Ja, so ungefähr. Durch das Zusammenkommen aller Unternehmen fanden sie erst heraus, dass die dort ansässigen Lebensmittelindustrie-Unternehmen ähnliche Expansionsstrategien verfolgten, aber auch aus ähnlichen Gründen daran scheiterten.

Und weswegen konnten Sie ihre Strategien nicht umsetzen?

Eine unzureichende Verkehrsinfrastruktur für den Austausch von Waren und Gütern sowie eine unzureichende Kommunikationsinfrastruktur für den Austausch von Dienstleistungen und Informationen war hierfür maßgeblich. Darüber hinaus beklagte man den Mangel an qualifizierten Fach- und Arbeitskräften. Zusammen mit den Gewerkschaften, hiesigen Schulen und der Hochschule Niederrhein wurden dann entsprechende Ausbildungsprogramme ins Leben gerufen.

Bei zunehmend sichtbarem Erfolg wurde das Vertrauen zwischen den Akteuren immer größer und die Koordination verlief spürbar reibungsloser, so dass sie sich zunehmend an größere Projekte heranwagten. Die Lebensmittelindustrie entschied sich aufgrund der vorangegangenen positiven Erfahrungen ihre Forschungs- und Entwicklungstätigkeiten in die Region zu verlagern. Aber bevor sie das tat, investierte sie in die Hochschule Niederrhein. Dort wurden mehrere Forschungsinstitute zur Lebensmitteltechnologie, zur technologischen Weiterentwicklung von nachhaltigen Anbaumethoden und ein weiteres Institut zur Sicherung der Qualität gentechnisch modifizierter Lebensmittel eingerichtet.

Zusammenfassend kann gesagt werden, dass die Wirtschaftsregion Niederrhein nun in der Mitte des 21. Jahrhunderts über das modernste und erfolgreichste Produktions- und Forschungsnetzwerk zur Herstellung von Lebensmitteln in der Welt verfügt. In Anlehnung an das Silicon Valley im 20. Jahrhundert in den USA, ist der Niederrhein heute in der Welt bekannt als...

...»Green Valley«. Was waren die Folgen für die umliegenden Regionen?

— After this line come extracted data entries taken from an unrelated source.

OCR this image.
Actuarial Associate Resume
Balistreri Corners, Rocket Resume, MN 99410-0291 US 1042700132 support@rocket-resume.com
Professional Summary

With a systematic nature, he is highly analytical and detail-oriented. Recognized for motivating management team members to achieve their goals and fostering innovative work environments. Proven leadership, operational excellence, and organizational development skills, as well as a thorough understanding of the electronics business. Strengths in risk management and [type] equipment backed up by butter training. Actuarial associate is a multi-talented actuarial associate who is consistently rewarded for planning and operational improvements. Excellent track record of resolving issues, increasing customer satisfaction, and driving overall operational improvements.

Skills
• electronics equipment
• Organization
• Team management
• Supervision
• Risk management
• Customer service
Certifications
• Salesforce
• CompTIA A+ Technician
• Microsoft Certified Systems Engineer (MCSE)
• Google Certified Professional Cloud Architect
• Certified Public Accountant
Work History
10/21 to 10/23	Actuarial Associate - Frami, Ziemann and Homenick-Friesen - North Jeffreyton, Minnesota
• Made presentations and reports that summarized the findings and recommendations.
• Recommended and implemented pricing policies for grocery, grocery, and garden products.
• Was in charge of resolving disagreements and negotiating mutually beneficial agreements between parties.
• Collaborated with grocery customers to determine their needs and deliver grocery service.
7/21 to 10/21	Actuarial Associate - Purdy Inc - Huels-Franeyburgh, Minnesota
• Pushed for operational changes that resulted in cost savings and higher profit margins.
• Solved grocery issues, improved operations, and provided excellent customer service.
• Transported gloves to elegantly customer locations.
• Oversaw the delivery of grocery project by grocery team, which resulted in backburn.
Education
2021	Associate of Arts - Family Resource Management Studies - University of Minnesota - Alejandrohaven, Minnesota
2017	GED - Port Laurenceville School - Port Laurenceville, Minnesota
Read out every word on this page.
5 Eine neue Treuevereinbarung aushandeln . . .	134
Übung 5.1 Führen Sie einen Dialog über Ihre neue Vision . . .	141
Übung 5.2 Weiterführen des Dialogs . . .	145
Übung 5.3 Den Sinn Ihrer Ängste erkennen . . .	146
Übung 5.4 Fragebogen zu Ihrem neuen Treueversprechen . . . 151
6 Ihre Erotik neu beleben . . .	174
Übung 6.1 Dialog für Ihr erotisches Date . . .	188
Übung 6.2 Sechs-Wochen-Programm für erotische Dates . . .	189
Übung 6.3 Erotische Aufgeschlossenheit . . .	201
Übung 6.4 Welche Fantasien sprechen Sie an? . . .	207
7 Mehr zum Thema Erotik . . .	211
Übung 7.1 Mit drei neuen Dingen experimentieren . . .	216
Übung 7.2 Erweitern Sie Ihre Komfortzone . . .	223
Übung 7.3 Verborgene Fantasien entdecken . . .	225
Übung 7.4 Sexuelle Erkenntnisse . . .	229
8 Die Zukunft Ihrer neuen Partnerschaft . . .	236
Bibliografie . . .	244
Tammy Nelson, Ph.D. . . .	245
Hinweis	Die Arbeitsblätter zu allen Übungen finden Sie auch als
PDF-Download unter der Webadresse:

Ein Vorbild! Die umliegenden Regionen nahmen den Niederrhein als Vorbild. Sie versuchten ähnliche Wege dort einzuschlagen - mehr oder weniger erfolgreich.

Das Beispiel Niederrhein führte vor, dass nicht nur lokal oder global gedacht werden sollte, sondern vor allem regional!

Herr Mardick, wir danken Ihnen für die überaus interessante Unterhaltung!